Vice President J.D. Vance arrived in Paris on Monday for his first official overseas trip since taking office, wading into an intensifying global race over artificial intelligence regulation and development — and he reportedly plans on taking on China.
The 40-year-old vice president joins world leaders and tech executives at a high-stakes summit where he plans to resist European calls for tighter AI oversight. The meeting comes amid an escalating three-way competition between American innovation, European regulation, and Chinese state control of the technology.
“I think there’s a lot that some of the leaders who are present at the AI summit could do to, frankly — bring the Russia-Ukraine conflict to a close, help us diplomatically there,” Vance told Breitbart News before departing with his family for France.
Chinese Foreign Ministry spokesperson Guo Jiakun pushed back against U.S. efforts to restrict Chinese AI applications like DeepSeek.
“We oppose drawing ideological lines and oppose overstretching national security concepts and politicizing economic and trade issues,” Guo said Monday.
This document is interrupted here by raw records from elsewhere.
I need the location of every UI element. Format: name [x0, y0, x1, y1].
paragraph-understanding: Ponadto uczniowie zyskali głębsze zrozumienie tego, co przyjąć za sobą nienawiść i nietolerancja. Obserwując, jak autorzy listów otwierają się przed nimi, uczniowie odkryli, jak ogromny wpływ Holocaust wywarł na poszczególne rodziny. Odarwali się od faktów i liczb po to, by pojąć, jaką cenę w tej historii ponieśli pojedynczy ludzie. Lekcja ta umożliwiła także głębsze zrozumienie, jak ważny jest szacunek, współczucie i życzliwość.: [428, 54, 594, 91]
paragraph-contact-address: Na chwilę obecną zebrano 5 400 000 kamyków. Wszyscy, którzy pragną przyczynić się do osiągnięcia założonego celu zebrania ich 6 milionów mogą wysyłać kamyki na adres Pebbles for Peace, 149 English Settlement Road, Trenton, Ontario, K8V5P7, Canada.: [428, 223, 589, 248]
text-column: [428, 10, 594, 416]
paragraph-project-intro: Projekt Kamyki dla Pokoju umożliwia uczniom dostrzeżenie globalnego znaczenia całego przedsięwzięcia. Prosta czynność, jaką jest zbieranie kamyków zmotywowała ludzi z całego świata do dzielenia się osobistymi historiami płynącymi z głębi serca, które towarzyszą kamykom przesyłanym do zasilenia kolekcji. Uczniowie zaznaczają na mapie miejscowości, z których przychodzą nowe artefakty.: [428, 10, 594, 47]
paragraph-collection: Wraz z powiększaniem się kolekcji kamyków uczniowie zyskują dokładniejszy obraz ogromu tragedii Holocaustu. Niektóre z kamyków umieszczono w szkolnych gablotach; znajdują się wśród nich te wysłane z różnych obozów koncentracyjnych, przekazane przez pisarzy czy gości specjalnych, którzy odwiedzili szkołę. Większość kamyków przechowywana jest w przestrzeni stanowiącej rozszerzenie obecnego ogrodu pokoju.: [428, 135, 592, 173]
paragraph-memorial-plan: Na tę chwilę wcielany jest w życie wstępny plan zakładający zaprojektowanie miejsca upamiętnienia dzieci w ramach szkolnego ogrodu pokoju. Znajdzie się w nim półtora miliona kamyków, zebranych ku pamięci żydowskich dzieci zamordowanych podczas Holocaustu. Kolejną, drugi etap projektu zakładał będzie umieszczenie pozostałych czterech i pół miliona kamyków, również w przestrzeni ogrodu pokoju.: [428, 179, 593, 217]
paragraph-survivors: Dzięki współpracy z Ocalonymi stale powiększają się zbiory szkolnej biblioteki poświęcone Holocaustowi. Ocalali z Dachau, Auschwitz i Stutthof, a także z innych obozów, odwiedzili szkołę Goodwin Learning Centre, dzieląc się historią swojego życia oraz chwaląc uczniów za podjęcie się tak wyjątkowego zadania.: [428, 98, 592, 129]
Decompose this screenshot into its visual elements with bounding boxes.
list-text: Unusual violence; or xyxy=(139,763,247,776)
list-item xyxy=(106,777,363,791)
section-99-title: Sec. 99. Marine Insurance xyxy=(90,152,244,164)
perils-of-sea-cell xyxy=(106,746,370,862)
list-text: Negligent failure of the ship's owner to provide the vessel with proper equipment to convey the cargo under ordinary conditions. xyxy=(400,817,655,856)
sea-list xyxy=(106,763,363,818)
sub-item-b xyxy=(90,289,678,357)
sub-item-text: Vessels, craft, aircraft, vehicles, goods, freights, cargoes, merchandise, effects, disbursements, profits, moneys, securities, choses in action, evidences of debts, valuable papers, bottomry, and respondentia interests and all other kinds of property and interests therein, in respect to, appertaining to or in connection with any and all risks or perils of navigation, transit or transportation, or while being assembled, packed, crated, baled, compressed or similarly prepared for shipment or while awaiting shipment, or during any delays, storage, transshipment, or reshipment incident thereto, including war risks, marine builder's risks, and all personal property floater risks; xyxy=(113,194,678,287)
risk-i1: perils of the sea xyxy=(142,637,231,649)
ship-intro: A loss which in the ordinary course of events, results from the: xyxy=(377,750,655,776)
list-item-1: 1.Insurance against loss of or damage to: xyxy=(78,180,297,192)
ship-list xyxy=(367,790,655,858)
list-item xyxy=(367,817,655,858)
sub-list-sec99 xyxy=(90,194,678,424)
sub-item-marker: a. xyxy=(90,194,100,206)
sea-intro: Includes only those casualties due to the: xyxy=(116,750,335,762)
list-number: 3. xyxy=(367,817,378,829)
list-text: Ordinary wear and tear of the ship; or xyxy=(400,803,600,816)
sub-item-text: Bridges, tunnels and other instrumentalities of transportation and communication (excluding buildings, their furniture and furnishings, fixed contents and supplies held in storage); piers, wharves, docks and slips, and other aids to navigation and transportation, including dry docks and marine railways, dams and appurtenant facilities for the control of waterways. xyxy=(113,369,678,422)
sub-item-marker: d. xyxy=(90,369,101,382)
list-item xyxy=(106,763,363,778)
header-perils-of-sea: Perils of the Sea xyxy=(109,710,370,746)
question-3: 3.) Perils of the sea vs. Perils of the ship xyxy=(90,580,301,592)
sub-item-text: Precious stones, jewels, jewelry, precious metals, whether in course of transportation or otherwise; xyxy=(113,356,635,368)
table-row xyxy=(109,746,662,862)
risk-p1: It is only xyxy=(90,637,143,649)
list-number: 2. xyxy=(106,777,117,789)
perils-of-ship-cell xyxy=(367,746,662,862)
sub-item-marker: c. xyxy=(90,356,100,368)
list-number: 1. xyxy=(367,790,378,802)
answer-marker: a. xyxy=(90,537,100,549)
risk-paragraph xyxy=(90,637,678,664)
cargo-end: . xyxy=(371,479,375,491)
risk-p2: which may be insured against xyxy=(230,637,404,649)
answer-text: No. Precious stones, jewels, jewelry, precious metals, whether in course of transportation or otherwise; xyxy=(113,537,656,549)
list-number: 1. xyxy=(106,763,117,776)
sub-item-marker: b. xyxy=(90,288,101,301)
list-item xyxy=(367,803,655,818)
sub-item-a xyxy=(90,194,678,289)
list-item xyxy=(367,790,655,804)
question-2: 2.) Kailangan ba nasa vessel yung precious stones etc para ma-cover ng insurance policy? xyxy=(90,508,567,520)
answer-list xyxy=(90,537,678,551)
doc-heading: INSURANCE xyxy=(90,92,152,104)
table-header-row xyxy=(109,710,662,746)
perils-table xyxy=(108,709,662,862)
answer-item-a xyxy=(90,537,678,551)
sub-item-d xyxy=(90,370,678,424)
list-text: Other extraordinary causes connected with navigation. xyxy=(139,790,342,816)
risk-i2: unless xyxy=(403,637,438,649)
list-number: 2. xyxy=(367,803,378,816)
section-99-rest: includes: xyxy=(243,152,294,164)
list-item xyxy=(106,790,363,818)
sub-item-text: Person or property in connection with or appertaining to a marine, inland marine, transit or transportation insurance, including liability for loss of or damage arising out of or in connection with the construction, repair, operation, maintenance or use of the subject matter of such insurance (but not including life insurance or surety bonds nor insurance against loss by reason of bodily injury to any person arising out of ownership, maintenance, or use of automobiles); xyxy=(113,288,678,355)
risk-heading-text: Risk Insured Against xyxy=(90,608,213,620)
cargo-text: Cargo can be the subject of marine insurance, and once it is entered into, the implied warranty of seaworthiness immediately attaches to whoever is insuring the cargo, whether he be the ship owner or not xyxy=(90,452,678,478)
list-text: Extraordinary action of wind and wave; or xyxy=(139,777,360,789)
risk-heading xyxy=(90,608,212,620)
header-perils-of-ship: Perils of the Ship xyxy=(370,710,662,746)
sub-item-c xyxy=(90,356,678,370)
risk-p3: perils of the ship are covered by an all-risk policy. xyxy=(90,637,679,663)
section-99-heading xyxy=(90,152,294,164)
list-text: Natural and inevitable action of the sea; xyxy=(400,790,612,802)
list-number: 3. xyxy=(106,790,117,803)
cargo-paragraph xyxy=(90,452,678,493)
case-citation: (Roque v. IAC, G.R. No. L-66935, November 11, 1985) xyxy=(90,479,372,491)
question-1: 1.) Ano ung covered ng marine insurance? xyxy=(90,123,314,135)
France announced plans to counter American dominance with 109 billion Euros in private AI investments.
“This is the first time we’ll have had such a broad international discussion in one place on the future of AI,” said Linda Griffin, Mozilla’s vice president of public policy. “I see it as a norm-setting moment.”
Vance said he looked to push back on European tendencies to restrict free speech at the summit.
“We want people to be able to speak their minds, and we believe that free and open debate is actually a good thing. Unfortunately, a lot of our European friends have gone the wrong direction there,” he said.
The vice president will meet Tuesday with Indian Prime Minister Narendra Modi, European Commission President Ursula von der Leyen, and French President Emmanuel Macron before heading to Munich for a security conference where he is expected to meet Ukrainian President Volodymyr Zelenskyy.